Updated: Oct 2, 2024

In 1882 Beatrix Potter was on holiday with her parents at Wray Castle, near Ambleside, in the heart of the English Lake District. There she met Reverend Hardwicke Rawnsley, the vicar of St Margaret of Antioch church situated at the entrance to the drive to Wray Castle.


It was a most auspicious meeting. Rawnsley was one of the three founding members of the National Trust for Places of Historic Interest or Natural Beauty. Possibly the 'key' member, at least as far as the Lake District is concerned.


In 1883 Rawnsley had proposed the formation of the 'Lake District Defence Society', whose object was the prohibition of 'injurious encroachments upon the scenery .... from purely commercial or speculative motives.'.


Not only did Rawnsley introduce Beatrix Potter to the concept which led to her 'saving the Lake District', by purchasing a great deal of property, it was he who was responsible for persuading Potter that she should publish her Peter Rabbit and other books.
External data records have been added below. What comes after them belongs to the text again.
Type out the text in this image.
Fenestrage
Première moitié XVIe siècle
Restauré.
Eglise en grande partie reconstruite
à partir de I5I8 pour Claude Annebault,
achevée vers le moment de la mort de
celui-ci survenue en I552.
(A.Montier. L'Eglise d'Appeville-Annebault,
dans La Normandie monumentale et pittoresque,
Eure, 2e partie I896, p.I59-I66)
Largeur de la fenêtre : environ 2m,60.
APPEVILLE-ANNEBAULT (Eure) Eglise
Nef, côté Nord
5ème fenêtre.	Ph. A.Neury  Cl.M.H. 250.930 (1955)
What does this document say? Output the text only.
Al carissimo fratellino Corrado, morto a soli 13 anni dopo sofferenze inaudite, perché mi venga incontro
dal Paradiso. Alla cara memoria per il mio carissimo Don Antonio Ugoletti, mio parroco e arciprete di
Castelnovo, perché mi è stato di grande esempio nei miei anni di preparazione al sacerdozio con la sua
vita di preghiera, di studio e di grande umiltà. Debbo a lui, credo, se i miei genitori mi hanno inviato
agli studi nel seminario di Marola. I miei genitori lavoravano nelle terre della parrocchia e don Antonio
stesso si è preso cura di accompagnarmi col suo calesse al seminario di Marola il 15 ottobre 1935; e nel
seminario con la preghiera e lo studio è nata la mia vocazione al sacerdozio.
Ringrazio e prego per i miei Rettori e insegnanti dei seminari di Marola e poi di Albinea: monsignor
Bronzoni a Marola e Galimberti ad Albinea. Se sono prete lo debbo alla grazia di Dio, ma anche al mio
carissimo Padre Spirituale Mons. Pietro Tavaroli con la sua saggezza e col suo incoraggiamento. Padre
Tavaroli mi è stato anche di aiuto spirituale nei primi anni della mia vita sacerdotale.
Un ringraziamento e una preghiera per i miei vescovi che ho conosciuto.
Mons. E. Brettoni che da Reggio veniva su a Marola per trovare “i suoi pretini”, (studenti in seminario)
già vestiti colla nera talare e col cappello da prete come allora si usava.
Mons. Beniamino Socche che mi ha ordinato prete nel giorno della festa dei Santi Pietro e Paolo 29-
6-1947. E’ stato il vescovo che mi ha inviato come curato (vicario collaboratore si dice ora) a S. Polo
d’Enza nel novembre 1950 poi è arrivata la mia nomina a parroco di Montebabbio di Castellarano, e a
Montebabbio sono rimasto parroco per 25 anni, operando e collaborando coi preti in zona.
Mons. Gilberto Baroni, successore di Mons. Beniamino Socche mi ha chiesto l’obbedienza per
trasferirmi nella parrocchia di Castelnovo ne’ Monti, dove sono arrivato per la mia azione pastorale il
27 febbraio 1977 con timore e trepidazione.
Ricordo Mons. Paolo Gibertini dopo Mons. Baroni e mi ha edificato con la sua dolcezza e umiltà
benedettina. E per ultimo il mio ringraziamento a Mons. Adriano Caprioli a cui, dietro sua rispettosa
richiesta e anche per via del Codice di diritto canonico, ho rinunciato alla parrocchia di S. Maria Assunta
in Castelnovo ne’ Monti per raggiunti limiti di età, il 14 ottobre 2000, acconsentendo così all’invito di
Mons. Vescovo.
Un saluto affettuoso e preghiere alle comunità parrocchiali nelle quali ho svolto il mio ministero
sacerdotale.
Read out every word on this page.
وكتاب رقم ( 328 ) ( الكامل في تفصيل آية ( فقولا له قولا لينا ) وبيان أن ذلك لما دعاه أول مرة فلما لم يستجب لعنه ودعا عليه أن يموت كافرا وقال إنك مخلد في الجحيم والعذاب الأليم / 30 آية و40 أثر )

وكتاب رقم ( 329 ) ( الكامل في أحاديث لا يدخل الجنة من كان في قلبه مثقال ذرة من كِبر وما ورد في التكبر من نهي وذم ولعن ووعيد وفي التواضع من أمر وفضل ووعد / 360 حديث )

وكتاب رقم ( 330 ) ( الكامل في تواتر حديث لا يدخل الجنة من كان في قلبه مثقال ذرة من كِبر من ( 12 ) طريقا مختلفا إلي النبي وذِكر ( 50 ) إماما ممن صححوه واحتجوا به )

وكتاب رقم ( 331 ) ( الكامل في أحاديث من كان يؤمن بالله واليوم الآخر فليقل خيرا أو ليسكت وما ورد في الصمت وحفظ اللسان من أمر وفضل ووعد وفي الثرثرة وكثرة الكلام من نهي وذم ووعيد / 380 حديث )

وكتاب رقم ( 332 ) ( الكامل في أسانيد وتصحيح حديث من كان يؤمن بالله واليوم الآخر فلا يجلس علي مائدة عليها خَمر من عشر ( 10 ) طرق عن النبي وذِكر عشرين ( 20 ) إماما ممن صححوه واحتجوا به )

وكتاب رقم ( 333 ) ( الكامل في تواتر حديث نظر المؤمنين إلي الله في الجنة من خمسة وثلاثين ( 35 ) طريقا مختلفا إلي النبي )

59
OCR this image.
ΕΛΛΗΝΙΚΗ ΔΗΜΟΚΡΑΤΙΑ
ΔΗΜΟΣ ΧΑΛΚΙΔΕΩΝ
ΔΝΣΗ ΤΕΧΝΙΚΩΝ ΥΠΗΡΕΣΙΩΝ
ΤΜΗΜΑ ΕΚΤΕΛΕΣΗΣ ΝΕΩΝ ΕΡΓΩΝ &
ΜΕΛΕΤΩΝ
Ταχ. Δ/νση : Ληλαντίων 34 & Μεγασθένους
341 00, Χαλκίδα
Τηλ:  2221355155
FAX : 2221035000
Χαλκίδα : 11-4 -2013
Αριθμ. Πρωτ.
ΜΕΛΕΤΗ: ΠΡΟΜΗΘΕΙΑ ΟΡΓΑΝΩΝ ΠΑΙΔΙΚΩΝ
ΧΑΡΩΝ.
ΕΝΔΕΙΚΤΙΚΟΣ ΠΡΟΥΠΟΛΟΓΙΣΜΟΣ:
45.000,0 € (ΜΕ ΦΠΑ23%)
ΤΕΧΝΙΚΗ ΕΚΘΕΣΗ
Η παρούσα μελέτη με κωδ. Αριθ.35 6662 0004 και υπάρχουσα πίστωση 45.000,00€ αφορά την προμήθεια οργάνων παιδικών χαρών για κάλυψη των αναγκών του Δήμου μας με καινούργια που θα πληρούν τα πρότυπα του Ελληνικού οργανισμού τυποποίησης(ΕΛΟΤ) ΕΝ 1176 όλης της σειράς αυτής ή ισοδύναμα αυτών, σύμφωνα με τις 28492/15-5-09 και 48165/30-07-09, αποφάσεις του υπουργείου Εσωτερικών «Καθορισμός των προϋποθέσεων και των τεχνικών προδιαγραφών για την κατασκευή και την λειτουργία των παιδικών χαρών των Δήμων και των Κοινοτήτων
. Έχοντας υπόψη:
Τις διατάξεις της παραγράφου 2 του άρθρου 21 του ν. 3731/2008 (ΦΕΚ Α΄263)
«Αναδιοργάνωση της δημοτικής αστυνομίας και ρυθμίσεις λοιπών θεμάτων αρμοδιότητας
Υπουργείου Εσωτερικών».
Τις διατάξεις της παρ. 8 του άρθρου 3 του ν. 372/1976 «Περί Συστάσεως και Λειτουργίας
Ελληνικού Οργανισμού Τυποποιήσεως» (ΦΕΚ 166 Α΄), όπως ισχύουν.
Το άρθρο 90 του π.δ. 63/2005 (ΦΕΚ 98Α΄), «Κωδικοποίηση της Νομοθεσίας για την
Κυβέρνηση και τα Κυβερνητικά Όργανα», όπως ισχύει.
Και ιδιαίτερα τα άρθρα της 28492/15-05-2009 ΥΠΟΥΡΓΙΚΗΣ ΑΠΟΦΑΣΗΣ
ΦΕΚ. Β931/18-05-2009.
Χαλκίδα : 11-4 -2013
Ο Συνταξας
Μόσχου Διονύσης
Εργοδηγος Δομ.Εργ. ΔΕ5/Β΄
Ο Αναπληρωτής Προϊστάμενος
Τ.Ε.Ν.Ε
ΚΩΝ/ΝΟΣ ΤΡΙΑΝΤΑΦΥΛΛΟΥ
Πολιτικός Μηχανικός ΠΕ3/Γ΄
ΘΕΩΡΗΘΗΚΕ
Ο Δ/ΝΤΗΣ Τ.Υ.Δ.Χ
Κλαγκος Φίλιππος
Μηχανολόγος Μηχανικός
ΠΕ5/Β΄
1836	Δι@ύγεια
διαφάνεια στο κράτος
It was the profits from these books that allowed her to purchase the properties that made up Beatrix Potter's enormous bequest to the National Trust.


The value of Beatrix Potter's bequest today would be in the tens of millions of pounds. Fifteen farms, 4000 acres, maybe twenty houses in Hawkshead and Near Sawrey, the property which is now the Beatrix Potter gallery (or was...), the 'Bend or Bump' house next door, William Heelis' office in Hawkshead.


It was such a large bequest that the National Trust named its headquarters in Swindon 'Heelis' (her married name).